If you want a good peach, you are sure to find one on Arizona Avenue these days. Simply stand at the front of the booth for Andy’s Orchard each Wednesday at the Downtown Farmers Market, lean forward and pick a piece of paradise from either a peach, plum or apricot.
If you want a good story, however, you should wander toward the back of the booth. That’s where you’ll likely find David Karp, the self-proclaimed and nationally renowned ‘fruit detective.’
“I’m very fond of my customers and I like to hook them up with some great fruit,” Karp said on a recent Wednesday in July as he directed the pastry chef from Craft in Century City to his four boxes of Santa Rosa Plums. A label on the box promised “famous Santa Rosa flavor - both tart at the skin and at the stone, but in between pure succulence with a sweet, classic, ‘plumy’ flavor.”
Pastry Chef Shannon Swindle said the plums would most likely end up served raw, no extra sweetness or time in the oven necessary.
The professionals at Andy’s Orchard are dedicated to growing the best varieties in the best climate. They sell their fruit in Santa Monica for only three months - typically picking the last peaches and plums before the end of August.
While Karp himself has been published, interviewed and featured in major magazines like The New Yorker, Smithsonian, Gourmet and more, when speaking to the Daily Press about his produce he preferred to lavish praise on his business partner.
“Andy Mariani is the patron saint of specialty stone fruit in California,” Karp said. “There’s nobody like him in the world. He is a living treasure.”
Karp met Mariani nearly thirty years ago while researching apricots for an article. The two bonded over their obsession with great tasting fruit.
The Mariani family began growing quality fruit in the Santa Clara Valley in 1957, when they bought a sunny, south-facing swath of land, according to the company’s website. Andy is the second generation and now maintains one of the largest collections of stone fruit varieties on the west coast.
Visitors to the farm in Morgan Hill can meet Andy himself, who gives tours of the land. Karp says the location is the key factor in producing delicious stone fruit.
“Where Andy grows, it’s warm enough during the day to sweeten the fruit, but cools down at night, which is crucial for letting the fruit stay on the tree to develop full color and flavor,” Karp said.

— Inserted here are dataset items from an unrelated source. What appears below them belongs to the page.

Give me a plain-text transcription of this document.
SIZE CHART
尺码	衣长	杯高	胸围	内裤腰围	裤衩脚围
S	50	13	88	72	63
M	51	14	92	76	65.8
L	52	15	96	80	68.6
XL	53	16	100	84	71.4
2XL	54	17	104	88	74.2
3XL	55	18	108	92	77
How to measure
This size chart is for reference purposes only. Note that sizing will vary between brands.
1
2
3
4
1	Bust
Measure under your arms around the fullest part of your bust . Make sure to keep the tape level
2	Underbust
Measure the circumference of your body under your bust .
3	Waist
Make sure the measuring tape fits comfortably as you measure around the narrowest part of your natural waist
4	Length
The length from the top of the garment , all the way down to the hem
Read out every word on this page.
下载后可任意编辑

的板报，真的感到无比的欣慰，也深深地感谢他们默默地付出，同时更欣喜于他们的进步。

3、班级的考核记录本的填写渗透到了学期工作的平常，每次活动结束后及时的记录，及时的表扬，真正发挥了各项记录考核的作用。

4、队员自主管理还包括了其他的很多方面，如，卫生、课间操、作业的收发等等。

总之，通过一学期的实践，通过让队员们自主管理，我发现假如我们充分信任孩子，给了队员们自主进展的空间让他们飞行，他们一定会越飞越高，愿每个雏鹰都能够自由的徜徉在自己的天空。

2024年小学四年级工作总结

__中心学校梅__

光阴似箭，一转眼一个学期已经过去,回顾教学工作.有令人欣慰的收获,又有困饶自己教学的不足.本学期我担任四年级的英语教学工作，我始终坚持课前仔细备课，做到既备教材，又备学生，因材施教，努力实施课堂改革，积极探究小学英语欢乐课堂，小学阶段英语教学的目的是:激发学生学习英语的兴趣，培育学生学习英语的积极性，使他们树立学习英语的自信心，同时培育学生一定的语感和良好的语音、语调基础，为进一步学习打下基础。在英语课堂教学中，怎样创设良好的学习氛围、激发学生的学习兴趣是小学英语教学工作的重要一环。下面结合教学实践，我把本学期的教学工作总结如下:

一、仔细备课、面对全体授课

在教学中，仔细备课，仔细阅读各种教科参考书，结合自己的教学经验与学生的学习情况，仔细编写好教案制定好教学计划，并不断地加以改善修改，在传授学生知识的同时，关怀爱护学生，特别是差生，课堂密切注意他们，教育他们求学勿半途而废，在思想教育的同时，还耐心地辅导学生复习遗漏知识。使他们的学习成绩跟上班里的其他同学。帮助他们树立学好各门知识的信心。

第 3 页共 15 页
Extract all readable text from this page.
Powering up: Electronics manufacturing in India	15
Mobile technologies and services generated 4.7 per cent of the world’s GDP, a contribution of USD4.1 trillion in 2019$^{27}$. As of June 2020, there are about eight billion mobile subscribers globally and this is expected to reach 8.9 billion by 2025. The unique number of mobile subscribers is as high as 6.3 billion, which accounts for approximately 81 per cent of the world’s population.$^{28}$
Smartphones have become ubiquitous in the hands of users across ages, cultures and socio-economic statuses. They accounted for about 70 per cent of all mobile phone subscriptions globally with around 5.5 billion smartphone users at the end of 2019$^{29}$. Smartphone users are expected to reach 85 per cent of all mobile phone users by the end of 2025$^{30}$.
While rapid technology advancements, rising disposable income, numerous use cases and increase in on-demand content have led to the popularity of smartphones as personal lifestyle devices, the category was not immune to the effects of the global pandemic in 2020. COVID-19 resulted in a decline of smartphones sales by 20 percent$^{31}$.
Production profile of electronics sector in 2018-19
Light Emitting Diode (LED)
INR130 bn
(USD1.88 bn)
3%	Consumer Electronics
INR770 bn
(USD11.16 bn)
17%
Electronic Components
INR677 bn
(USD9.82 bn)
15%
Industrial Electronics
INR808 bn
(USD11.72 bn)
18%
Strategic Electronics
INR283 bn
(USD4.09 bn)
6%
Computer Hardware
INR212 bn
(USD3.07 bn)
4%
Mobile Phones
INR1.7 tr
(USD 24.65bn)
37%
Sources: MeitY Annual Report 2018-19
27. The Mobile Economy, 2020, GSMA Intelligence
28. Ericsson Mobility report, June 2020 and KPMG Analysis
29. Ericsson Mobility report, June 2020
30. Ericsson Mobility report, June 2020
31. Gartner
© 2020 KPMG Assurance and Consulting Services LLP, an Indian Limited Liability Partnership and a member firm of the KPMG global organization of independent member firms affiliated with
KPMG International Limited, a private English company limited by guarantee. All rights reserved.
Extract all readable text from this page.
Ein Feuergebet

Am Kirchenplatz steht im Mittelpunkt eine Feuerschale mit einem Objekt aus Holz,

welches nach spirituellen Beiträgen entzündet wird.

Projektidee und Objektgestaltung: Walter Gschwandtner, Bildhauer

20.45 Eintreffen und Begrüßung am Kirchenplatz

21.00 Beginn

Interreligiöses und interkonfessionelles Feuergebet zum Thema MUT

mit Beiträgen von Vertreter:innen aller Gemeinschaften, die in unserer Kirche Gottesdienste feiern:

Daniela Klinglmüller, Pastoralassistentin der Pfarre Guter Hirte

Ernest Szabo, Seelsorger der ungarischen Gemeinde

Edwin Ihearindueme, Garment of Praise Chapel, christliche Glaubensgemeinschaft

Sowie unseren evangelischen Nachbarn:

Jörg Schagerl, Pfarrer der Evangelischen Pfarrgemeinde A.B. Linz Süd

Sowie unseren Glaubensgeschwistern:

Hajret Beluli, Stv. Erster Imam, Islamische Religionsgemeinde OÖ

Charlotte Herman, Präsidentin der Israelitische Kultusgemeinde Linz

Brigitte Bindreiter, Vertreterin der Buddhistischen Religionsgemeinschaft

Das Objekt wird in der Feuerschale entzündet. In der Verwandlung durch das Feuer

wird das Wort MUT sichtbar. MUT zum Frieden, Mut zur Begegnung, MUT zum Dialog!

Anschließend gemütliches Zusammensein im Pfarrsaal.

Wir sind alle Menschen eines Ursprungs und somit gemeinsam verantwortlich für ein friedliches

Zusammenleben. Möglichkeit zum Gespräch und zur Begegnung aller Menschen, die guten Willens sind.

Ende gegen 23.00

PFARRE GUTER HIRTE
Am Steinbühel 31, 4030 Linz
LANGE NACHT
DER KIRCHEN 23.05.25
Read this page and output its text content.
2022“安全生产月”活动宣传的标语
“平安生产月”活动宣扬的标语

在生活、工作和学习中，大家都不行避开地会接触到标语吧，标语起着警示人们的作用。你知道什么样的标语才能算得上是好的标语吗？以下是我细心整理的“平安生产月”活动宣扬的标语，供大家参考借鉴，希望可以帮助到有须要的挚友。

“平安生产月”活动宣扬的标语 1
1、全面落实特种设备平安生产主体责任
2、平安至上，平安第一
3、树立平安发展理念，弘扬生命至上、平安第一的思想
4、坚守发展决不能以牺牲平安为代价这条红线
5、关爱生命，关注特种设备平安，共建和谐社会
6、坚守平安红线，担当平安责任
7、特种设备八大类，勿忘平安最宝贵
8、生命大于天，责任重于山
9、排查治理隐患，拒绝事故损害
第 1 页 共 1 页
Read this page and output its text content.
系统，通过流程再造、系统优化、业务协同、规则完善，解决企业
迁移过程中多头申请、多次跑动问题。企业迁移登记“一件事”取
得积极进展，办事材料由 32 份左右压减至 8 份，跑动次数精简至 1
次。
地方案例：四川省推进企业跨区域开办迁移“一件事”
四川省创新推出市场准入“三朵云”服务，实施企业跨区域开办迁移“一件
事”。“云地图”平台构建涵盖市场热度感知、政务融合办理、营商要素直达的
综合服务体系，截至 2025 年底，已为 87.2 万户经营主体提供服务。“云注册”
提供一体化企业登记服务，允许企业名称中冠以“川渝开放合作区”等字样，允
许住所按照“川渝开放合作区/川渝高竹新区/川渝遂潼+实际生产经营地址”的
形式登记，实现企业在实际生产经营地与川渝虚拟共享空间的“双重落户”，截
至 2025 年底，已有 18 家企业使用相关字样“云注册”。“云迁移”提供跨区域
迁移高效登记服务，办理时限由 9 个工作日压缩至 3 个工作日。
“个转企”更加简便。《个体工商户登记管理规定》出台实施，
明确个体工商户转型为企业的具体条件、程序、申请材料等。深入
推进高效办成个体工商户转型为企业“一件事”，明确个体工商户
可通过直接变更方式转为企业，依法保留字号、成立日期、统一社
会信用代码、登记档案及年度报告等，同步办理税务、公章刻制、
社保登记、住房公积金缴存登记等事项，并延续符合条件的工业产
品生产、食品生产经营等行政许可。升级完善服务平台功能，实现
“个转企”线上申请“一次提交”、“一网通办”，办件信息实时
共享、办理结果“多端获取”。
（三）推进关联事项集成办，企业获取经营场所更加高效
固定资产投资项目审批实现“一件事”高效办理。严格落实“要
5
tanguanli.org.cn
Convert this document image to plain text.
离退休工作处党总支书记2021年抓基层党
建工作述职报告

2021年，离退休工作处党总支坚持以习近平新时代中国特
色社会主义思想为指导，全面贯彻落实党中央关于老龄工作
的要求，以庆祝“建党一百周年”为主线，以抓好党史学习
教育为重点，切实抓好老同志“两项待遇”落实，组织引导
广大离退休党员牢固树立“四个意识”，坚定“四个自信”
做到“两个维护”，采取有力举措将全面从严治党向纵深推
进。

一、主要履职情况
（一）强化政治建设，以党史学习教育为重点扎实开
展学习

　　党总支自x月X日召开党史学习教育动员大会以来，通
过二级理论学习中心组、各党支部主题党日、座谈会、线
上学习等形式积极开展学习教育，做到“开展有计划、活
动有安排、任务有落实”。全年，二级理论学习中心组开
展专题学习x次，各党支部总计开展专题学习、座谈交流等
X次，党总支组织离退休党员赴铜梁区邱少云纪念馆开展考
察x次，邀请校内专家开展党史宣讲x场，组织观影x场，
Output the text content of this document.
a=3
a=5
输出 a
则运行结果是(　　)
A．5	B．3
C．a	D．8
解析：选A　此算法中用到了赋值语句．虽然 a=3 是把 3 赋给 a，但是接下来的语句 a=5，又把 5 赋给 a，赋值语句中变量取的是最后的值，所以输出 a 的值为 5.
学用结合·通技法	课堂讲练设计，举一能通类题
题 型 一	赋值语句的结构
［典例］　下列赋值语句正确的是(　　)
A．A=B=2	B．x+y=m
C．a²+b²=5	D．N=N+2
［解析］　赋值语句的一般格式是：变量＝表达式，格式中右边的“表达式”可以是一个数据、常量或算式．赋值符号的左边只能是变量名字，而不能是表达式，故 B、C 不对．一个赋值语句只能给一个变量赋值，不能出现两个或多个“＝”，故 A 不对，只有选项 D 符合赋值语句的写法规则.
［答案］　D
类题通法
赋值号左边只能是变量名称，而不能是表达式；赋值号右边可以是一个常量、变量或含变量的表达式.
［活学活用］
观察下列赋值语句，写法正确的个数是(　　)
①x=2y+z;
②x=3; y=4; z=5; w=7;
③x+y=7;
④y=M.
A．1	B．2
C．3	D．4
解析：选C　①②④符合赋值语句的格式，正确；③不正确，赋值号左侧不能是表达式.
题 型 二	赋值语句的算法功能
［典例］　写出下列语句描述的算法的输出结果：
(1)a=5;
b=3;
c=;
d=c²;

He says the duo seek to attain “high flavor” in every bite, a Victorian term that connotes sweetness, acidity and aroma.
“Gentlemen would bond over fruit in the same way they would today over a game of golf or a bottle of wine,” Karp said.
Those gentlemen would likely be dismayed by the state of stone fruit in the grocery store aisle, where peaches and apricots are grown where land is cheap rather than ideal and picked before ripe, resulting in tougher, mealier, sour specimens.
In contrast, stone fruits in Andy’s Orchard are allowed to linger on the tree and picked at the last moment. Each bite is soft, sweet and juicy. There is, of course, a downside to bringing boxes of tree-ripened fruit down the coast to Santa Monica - a short shelf life.
“Andy picks ripe to a fault,” Karp said.
Meaning anything brought home from the Wednesday market should be enjoyed immediately.
Santa Monica has four weekly farmers’ markets including the Wednesday Downtown market on Arizona Avenue between 4th and Ocean from 8:30 a.m. to 1:30 p.m., the Saturday Downtown market on Arizona Avenue between 4th and 2nd Streets from 8:00 a.m. to 1:00 p.m., the Saturday Virginia Ave. Park market at 2200 Virginia Avenue from 8:00 a.m. to 1:00 p.m., and the Sunday Main Street market at 2640 Main Street from 8:30 a.m. to 1:30 p.m.